Related Midwest’s rehabilitation and preservation of Poplar Place, an affordable housing community in Springfield, Illinois, isn’t just bringing updated apartments to residents. The project has also provided the Springfield Fire Department with a rare opportunity to practice life-saving skills and experiment with the latest firefighting technology.
As part of the Poplar’s Place redevelopment, Related Midwest is de-densifying the community—demolishing several structures to create a Great Lawn with 2.5 acres of park land, a community center and a playground while modernizing 100 affordable apartments. But Related didn’t want to merely tear down buildings; The building presented an opportunity for the local fire department to have access to the structures before they were demolished to run a series of fire drills.

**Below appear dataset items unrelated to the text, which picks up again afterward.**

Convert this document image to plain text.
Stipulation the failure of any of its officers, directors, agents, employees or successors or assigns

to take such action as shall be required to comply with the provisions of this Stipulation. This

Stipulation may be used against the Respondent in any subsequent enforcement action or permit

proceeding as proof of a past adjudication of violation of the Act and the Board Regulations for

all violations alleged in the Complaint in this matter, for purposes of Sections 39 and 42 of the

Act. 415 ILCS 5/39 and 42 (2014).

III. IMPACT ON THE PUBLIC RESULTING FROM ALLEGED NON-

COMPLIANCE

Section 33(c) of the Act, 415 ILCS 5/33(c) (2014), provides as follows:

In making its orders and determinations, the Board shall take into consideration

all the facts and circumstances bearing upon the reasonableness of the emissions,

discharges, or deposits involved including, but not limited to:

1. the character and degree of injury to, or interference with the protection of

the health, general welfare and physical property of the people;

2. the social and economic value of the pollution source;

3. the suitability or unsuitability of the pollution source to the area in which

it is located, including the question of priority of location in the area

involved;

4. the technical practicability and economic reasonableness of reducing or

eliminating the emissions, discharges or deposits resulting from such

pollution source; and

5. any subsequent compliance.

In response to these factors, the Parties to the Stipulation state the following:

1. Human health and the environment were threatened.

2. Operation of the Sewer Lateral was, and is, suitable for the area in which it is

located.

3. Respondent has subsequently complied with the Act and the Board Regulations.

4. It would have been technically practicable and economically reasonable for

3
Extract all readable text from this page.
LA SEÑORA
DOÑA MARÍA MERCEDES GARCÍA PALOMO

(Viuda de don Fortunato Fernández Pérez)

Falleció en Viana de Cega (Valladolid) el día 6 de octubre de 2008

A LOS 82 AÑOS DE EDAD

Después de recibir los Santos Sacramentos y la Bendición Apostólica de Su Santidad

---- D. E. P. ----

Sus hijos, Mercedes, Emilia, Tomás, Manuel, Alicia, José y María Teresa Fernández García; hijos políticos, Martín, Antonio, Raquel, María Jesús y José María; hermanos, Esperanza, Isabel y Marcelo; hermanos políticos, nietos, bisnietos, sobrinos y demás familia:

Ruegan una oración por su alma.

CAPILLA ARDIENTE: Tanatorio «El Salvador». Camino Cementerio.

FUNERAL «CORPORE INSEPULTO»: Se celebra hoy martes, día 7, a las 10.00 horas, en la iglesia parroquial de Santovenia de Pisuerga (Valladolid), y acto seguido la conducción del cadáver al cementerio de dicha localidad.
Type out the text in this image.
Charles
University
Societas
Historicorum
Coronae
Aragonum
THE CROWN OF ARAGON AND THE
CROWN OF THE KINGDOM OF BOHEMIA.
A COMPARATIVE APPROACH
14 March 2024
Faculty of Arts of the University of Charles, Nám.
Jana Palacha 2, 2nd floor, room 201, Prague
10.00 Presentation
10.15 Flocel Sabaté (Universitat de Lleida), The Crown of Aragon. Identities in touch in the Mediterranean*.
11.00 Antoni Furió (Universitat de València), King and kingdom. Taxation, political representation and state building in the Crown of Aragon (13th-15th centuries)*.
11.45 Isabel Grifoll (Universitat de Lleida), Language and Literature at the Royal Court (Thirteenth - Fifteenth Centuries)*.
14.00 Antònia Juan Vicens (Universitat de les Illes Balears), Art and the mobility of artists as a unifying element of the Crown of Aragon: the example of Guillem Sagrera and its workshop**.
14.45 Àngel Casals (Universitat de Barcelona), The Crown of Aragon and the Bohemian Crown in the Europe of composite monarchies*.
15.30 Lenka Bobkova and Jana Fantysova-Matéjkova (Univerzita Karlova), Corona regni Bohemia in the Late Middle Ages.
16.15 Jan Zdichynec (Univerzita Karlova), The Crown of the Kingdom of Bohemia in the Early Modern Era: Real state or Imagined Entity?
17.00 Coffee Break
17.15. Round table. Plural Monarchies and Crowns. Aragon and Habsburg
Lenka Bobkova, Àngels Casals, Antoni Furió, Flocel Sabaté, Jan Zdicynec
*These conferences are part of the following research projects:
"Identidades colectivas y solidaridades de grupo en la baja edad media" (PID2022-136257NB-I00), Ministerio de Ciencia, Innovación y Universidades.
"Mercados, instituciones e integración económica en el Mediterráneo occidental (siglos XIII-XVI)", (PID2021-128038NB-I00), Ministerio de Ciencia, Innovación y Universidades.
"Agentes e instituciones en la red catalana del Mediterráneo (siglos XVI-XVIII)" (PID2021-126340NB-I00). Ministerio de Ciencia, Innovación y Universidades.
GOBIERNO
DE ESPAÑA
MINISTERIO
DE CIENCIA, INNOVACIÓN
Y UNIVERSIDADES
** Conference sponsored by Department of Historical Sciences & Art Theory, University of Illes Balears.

According to Fire Chief Jerry Pettit, the partnership offered an incredible chance for 220 members of his squad to practice skills on real-world buildings. It’s extremely uncommon for the fire department to have access to an existing building—much less multiple structures—where they can truly simulate real-world conditions. Normally, the department has to run drills within its training center, which limits the amount of time individuals have to train, as well as the situations that can be simulated.
“The Related team was absolutely fantastic,” Chief Pettit says. “They welcomed us and took an interest in what we were doing. They saw the advantage of having a department be able to train on real-world scenarios;”
Because of the rare access to multiple structures, Jerry and his team created several scenarios, including flooding buildings with smoke to mimic the low visibility of fire emergencies and positioning mannequins so firefighters could practice rescuing humans from burning structures. They empowered newer firefighters to be in charge of running their units during the training—giving them practice in leadership positions.
Additionally, the department tried out firefighting techniques like vertical ventilation, which involves cutting through a roof to quickly find and extinguish the seed of the fire.
“It was a great opportunity to train on some of the unknowns,” Chief Pettit. “Now firefighters will show up to an emergency situation and remember what they learned at Poplar Place.”